IN LIMBO: 2B Rickie Weeks, INF Taylor Green
Weeks missed the final two months with a torn hamstring and was terrible at the plate beforehand, batting .209 with a .306 on-base percentage and a .357 slugging percentage. Rookie Scooter Gennett took over and played very well, giving the indication that he was ready for the majors. After missing all of 2013, Green is uncertain of his place in the pecking order.
--2B Rickie Weeks (torn left hamstring) missed the final two months of the season and will need most of the winter to rehab the injury. The Brewers expect him to be healthy by spring training but he might have to fight for his job with young Scooter Gennett.

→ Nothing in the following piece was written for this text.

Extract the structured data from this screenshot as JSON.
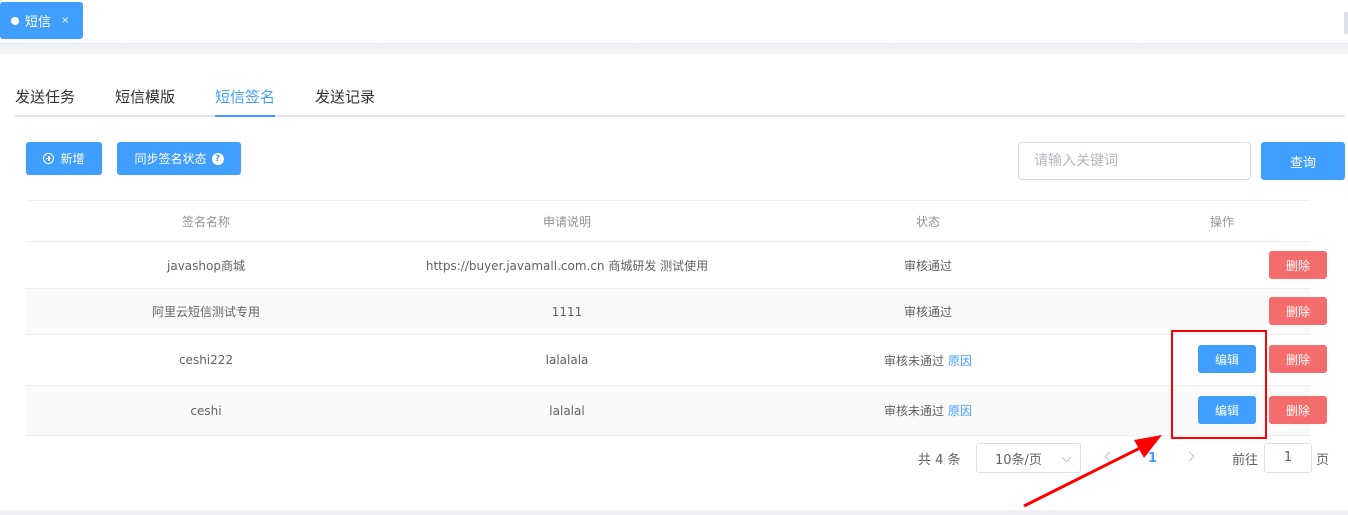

--1B Corey Hart (right and left knee surgeries) missed the entire year, and it couldn't have come at a worse time as he enters free agency. Whether the Brewers will attempt to sign him to an incentive-laden deal remains to be seen.
--3B Aramis Ramirez (left knee sprain) was never the same after injuring his knee in spring training. He spent two long stints on the disabled list and was hobbled again at season's end. He planned to spend much of the offseason strengthening and rehabbing the knee.
--SS Jean Segura (right hamstring strain) missed 10 of the last 11 games of the season but did play in the penultimate game to show that he was basically recovered. The Brewers figure he'll be back to full strength very soon with adequate rest.
--LHP Tom Gorzelanny (left shoulder tightness) didn't pitch after Sept. 2 and was still unavailable at the end of the season. An MRI showed no structural damage, and the Brewers think he'll be OK with adequate rest.